Where to place the swing set in your backyard? How much room do you have in your backyard for a swing set? Before you purchase a swing set here are some important things to take into consideration. You will need to figure out the placement of the swing set. Determine how much room is available in the backyard. One way to accomplish this is decide on the placement and then measure out the space. When looking at swing sets, the product dimensions are listed on the specifications sheet, this way you won’t have any surprises and rest assured that your new swing set will fit in the allotted space.
Now, you must make sure there is enough room around the swing set, this is referred to as a safe play zone. It is dangerous to install a swing set on ground that is not level, so make sure to install on a level location, free from obstructions or potential hazards. The recommendation from most manufacturers is a Six foot clearance around the entire swing set. Making sure there is enough clearance around the swing set for children to play safe without injuries. Make sure the space you have picked in free from trees, branches and roots so children do not crash into or trip and fall. Next, make sure the space is not close to your home, brick, garages, buildings so children do not swing into these hard surfaces. Look up, make sure there are no wires or potential dangers above the swing set. Swing Sets should never be installed on asphalt and concrete and is completely unacceptable.
Since adult supervision is required, take into consideration the visibility of the children when they are outside playing on a wooden swing set. Make sure you can see them and they are in clear view.

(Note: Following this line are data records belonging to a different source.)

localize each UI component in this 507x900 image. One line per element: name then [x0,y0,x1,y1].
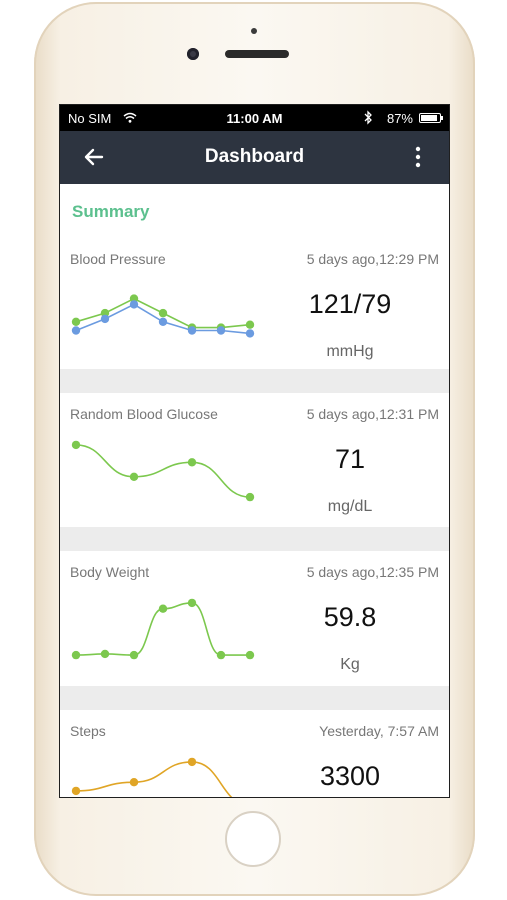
bluetooth-icon [364,110,372,125]
sparkline-point [216,650,226,660]
body-weight-sparkline [71,598,255,660]
sparkline-point [71,440,81,450]
card-value: 121/79 [308,289,392,319]
sparkline-point [100,314,110,324]
card-divider [60,686,449,710]
sparkline-point [187,757,197,767]
sparkline-point [158,308,168,318]
card-time: Yesterday, 7:57 AM [319,723,439,739]
sparkline-point [245,650,255,660]
card-unit: Kg [340,656,360,673]
card-blood-pressure[interactable]: Blood Pressure 5 days ago,12:29 PM 121/7… [60,239,449,363]
card-time: 5 days ago,12:31 PM [306,406,439,422]
card-time: 5 days ago,12:35 PM [306,564,439,580]
card-label: Body Weight [70,564,150,580]
card-body-weight[interactable]: Body Weight 5 days ago,12:35 PM 59.8 Kg [60,552,449,676]
card-divider [60,527,449,551]
wifi-icon [123,112,137,123]
card-label: Blood Pressure [70,251,166,267]
proximity-sensor [251,28,257,34]
back-arrow-icon[interactable] [82,145,106,169]
carrier-label: No SIM [68,111,112,126]
sparkline-point [129,650,139,660]
sparkline-point [71,317,81,326]
steps-sparkline [71,757,233,797]
sparkline-point [71,326,81,335]
sparkline-point [245,320,255,329]
battery-icon [419,113,443,123]
sparkline-point [129,472,139,481]
sparkline-point [71,650,81,660]
sparkline-series-line [75,444,251,498]
card-time: 5 days ago,12:29 PM [306,251,439,267]
card-divider [60,369,449,393]
home-button[interactable] [225,811,281,867]
sparkline-series-line [75,761,233,797]
blood-pressure-sparkline [71,294,255,338]
app-bar: Dashboard [60,131,449,184]
sparkline-point [245,329,255,338]
status-time: 11:00 AM [226,111,283,126]
more-vertical-icon[interactable] [413,145,423,169]
sparkline-point [71,786,81,796]
sparkline-point [187,458,197,467]
card-unit: mg/dL [327,498,373,515]
sparkline-point [129,300,139,309]
sparkline-point [129,778,139,787]
dashboard-content: Summary Blood Pressure 5 days ago,12:29 … [60,184,449,797]
card-steps[interactable]: Steps Yesterday, 7:57 AM 3300 [60,711,449,797]
sparkline-point [245,492,255,502]
card-blood-glucose[interactable]: Random Blood Glucose 5 days ago,12:31 PM… [60,394,449,518]
battery-percent: 87% [386,111,413,126]
card-unit: mmHg [326,343,374,360]
sparkline-point [216,326,226,335]
front-camera [187,48,199,60]
summary-heading: Summary [72,202,150,221]
screen: No SIM 11:00 AM 87% Dashboard Summary Bl… [59,104,450,798]
card-label: Steps [70,723,106,739]
card-value: 59.8 [323,602,377,632]
page-title: Dashboard [204,146,305,167]
earpiece-speaker [225,50,289,58]
card-value: 3300 [319,761,381,791]
sparkline-point [187,598,197,608]
sparkline-point [158,604,168,613]
sparkline-point [129,294,139,303]
blood-glucose-sparkline [71,440,255,502]
card-label: Random Blood Glucose [70,406,218,422]
sparkline-point [100,649,110,659]
status-bar: No SIM 11:00 AM 87% [60,105,449,131]
sparkline-point [187,326,197,335]
sparkline-point [100,308,110,318]
sparkline-point [158,317,168,326]
card-value: 71 [334,444,366,474]
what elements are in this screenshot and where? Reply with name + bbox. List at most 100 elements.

Since almost 60% of all injuries are caused by falls to the ground, protective surfacing under and around all playground equipment is the most critical safety factor on playgrounds. Certain manufactured synthetic surfaces also are acceptable; however, test data on shock absorbing performance should be requested from the manufacturer. Asphalt and concrete are unacceptable. They do not have any shock absorbing properties. Similarly, grass and turf should not be used. Their ability to absorb shock during a fall can be reduced considerably through wear and environmental conditions.